Lake Hāwea Station
Review
Character and identity
An hour and a half from Queenstown, this 16,000-acre working farm in New Zealand's high country folds rugged Kiwi ranch life into the country's luxury-lodge sensibility. Six rooms are split between a pair of restored turn-of-the-century shepherds' cabins and the Lake House, a glass-walled villa with terraces opening onto Lake Hāwea and the Southern Alps beyond. Owners Justine and Geoff Ross have replanted 100,000 native trees, designated regenerative paddocks, and run the place on renewable energy, aiming for tenfold carbon positivity within a decade.
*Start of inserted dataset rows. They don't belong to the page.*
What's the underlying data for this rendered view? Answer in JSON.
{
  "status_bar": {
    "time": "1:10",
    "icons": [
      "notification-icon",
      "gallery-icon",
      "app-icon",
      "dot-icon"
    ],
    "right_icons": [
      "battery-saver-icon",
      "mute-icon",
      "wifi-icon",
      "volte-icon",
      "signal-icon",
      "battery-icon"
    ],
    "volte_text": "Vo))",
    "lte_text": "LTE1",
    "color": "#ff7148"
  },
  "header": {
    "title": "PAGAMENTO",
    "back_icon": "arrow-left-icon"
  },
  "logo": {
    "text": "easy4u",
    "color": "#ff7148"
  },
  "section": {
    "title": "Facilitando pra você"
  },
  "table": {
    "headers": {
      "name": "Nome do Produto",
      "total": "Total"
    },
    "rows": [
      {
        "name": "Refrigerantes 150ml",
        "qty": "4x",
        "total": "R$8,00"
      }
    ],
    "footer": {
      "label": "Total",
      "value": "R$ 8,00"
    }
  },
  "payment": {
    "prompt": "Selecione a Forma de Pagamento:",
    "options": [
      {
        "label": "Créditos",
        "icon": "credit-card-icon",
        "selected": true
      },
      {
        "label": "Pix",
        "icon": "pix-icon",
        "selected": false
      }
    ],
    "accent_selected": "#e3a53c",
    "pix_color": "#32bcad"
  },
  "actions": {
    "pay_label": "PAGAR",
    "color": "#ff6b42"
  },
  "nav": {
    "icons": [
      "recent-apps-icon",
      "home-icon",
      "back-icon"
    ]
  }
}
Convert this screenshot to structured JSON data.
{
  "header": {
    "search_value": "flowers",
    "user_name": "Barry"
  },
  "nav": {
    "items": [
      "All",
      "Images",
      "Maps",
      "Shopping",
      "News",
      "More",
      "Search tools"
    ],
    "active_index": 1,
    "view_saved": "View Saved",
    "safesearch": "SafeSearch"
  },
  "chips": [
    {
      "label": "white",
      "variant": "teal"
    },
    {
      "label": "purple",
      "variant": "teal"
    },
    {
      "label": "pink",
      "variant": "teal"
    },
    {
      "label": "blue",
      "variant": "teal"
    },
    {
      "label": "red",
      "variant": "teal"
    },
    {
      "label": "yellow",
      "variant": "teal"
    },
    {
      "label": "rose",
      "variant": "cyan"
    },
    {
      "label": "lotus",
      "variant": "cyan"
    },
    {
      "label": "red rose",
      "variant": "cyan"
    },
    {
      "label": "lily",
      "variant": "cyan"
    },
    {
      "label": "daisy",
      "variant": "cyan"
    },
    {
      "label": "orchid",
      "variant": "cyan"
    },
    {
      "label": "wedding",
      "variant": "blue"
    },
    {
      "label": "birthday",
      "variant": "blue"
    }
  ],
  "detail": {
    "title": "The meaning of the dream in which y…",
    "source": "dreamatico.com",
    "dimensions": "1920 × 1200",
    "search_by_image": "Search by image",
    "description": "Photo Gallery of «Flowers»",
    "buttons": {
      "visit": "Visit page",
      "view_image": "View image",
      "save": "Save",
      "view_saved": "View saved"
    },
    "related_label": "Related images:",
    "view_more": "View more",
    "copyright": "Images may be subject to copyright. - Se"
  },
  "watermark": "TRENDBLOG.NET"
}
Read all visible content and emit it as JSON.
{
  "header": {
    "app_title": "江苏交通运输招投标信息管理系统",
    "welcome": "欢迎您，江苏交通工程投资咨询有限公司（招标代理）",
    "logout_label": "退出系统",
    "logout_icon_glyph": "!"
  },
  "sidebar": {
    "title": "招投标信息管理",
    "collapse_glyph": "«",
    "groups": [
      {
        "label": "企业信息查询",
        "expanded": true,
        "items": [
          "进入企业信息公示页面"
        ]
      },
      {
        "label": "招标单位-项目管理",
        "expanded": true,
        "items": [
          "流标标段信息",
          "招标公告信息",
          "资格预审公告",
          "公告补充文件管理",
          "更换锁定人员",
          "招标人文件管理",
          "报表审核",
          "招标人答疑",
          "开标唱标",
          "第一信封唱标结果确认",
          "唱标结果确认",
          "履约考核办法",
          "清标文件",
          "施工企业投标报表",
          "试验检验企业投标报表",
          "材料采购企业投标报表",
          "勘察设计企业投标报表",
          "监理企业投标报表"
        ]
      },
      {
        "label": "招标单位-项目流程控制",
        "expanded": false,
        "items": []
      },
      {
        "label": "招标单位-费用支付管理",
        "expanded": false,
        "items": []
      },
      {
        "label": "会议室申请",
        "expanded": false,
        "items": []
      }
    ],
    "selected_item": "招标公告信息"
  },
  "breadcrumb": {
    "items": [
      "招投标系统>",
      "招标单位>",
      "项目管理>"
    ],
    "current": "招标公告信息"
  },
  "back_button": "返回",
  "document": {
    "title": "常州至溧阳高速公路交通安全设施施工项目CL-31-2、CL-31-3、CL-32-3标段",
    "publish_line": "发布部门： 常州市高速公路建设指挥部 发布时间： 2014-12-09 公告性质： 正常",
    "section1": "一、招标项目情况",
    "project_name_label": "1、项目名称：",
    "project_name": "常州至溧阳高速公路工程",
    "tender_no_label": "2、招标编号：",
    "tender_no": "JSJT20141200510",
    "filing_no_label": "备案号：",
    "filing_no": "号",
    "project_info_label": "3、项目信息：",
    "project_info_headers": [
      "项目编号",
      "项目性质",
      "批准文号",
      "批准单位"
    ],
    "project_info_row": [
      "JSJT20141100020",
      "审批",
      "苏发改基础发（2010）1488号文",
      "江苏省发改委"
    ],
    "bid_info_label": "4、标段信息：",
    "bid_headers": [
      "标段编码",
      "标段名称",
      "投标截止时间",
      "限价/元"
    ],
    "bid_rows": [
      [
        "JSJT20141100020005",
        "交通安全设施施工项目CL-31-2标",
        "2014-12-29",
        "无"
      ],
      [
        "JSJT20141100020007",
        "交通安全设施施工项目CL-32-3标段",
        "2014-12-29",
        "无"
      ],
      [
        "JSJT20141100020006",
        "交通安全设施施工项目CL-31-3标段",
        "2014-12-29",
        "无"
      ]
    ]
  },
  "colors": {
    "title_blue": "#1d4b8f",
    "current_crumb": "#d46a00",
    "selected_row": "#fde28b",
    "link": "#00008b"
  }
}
Expect merino musters, free-roaming kune kune pigs, and a swimming pond.
Who's it for
Best for:
Couples and design-literate travellers drawn to slow mornings, big landscapes, and a property with genuine environmental conviction. It suits guests who want to watch shepherds work, walk regenerating bush, and sleep in chic interiors with lake-and-mountain views, rather than tick off resort amenities.
Should look elsewhere:
Families wanting a kids' club, travellers who need restaurants and shops at the door, or anyone after spa-and-pool resort polish. With six keys and a remote setting an hour and a half from Queenstown, this is rural, intimate, and quiet by design.
Bottom line
What sets this place apart is the combination of a credible regenerative-farming mission with a setting and design language that genuinely deliver on the high-country fantasy. Book the Lake House if the budget allows, for the glass-walled sunrise over a glassy lake and the Alps; the shepherds' cabins are the gentler-priced way in. Shoulder seasons reward with snow on the peaks and fewer visitors.